What brings Boaz here? It appears that he turned to Zakheim and asked for a sum of money for purposes you know. For some reason Zakheim decided to tell him about the hundred thousand you gave Michel, but refused to give Boaz so much as pocket money. Some sort of sly scheme which I can’t decipher is apparently brewing inside his devilish shaven skull, and that’s why he suggested to Boaz that he come and see Michel “and claim what is rightfully yours.”

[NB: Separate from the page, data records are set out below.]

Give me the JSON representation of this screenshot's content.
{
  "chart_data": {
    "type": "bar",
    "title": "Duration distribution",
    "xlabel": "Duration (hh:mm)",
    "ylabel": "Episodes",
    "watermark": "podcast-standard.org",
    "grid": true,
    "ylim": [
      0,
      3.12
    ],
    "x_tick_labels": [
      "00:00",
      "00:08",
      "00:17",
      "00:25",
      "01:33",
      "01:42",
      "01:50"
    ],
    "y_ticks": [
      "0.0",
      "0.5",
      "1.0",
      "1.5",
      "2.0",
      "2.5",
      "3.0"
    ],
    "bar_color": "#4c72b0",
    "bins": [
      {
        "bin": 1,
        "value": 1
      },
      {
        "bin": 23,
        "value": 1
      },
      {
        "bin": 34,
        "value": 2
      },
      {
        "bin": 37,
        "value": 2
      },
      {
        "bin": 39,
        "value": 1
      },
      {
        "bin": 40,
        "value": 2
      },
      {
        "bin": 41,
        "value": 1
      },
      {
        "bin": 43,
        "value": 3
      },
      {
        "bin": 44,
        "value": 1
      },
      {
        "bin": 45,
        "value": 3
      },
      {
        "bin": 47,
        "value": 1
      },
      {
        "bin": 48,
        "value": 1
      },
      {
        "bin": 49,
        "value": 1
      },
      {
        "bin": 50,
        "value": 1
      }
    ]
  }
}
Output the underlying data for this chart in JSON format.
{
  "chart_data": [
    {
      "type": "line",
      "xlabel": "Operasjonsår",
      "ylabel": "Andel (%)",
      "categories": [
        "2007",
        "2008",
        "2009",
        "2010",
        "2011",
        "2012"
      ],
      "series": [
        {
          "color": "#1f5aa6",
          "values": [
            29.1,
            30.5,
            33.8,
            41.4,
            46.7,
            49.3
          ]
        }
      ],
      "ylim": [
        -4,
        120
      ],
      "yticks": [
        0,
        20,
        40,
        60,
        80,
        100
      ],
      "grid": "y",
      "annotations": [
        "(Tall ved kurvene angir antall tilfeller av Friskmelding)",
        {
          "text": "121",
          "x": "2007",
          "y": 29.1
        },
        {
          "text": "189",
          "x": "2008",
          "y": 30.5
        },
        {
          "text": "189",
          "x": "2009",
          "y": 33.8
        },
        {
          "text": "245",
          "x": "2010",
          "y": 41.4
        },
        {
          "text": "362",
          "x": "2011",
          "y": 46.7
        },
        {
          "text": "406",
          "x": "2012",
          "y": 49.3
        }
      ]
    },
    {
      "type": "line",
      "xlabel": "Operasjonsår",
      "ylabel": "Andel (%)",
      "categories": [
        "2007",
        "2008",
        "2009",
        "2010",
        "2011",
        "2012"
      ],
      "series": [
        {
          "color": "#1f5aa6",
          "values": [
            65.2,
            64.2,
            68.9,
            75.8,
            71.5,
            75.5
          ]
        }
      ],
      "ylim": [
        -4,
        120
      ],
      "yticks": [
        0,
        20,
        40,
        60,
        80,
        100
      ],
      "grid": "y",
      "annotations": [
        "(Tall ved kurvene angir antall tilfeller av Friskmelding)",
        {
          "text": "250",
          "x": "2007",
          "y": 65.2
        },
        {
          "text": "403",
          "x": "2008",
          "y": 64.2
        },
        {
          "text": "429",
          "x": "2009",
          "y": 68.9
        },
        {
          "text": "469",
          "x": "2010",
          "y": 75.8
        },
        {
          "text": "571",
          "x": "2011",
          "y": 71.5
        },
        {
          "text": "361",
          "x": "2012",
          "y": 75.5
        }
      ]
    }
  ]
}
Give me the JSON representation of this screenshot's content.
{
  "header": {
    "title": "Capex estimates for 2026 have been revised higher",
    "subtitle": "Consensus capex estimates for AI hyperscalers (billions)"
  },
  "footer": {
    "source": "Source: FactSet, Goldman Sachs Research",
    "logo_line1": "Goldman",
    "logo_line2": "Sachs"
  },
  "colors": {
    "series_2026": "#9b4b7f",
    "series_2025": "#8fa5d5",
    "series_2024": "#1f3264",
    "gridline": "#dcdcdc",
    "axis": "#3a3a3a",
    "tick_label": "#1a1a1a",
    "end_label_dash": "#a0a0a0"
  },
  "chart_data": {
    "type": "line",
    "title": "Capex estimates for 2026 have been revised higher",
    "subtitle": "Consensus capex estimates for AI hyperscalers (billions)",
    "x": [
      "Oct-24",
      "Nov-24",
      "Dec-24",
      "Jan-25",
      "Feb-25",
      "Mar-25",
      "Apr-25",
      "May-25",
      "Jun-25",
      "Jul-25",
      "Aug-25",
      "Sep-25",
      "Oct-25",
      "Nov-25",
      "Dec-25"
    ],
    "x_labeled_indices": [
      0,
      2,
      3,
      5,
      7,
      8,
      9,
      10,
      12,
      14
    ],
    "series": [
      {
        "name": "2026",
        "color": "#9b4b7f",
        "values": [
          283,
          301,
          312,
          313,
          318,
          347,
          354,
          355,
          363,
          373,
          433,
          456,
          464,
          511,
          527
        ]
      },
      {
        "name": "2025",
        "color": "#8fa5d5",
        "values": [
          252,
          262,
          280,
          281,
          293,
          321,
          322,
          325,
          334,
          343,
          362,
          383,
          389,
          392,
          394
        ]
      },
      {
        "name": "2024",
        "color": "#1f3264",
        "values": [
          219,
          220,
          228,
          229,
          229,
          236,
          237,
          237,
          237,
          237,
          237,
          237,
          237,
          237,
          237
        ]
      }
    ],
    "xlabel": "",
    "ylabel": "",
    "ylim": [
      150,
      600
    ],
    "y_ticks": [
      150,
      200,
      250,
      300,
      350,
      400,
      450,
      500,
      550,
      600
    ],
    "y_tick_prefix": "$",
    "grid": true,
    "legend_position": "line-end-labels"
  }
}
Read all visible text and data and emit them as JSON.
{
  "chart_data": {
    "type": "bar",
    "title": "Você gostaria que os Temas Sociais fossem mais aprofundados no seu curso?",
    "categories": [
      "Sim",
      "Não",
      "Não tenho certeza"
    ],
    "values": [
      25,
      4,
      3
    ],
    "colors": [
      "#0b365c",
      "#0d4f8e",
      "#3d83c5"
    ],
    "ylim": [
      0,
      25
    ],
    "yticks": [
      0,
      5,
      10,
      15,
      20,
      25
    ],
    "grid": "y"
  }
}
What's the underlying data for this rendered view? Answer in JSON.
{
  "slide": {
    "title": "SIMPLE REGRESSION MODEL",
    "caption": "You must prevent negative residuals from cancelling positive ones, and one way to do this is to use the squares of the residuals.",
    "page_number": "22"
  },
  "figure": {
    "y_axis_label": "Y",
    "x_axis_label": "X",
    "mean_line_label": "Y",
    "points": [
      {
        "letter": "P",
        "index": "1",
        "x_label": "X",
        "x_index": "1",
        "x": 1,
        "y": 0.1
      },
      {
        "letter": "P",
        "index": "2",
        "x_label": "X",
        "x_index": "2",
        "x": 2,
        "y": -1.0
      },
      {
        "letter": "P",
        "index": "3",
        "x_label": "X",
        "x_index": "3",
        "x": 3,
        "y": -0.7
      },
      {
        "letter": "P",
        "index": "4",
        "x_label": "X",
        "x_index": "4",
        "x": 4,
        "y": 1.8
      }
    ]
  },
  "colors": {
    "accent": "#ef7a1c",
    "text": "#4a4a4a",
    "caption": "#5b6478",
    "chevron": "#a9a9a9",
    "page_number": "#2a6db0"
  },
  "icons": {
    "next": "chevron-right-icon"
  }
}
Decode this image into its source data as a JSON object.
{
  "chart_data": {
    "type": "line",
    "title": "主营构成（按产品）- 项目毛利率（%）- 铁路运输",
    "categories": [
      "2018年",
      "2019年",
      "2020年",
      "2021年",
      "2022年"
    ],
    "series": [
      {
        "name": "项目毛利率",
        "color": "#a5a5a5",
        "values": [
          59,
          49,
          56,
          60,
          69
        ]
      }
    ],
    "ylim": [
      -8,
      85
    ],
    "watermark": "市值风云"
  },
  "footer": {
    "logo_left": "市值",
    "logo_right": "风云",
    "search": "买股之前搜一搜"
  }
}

Perhaps you are also a party to this plot? Perhaps it’s your very own? Is it just obtuseness that always prevents me from anticipating your next blow, even when it is just about to hit me? Surely Zakheim is merely a kind of exuberant operetta puppet in which you sometimes choose to conceal your grim fist.

Boaz came to suggest nothing less than to take Michel into partnership in some business to do with tourist boats in the Red Sea. That was why he came up to Jerusalem. He needs, as he puts it, a preliminary investment, which, he is sure, he will recover in a few months. While he was talking, he dismantled a matchbox and made Yifat a sort of camel on chicken’s legs. This child is you: enthralled, I watched his fingers recklessly squandering rivers of strength just to refrain from breaking a matchstick. Such a dazzling waste, at the sight of which I was nearly filled instantly with an overwhelming physical envy of his French dropout.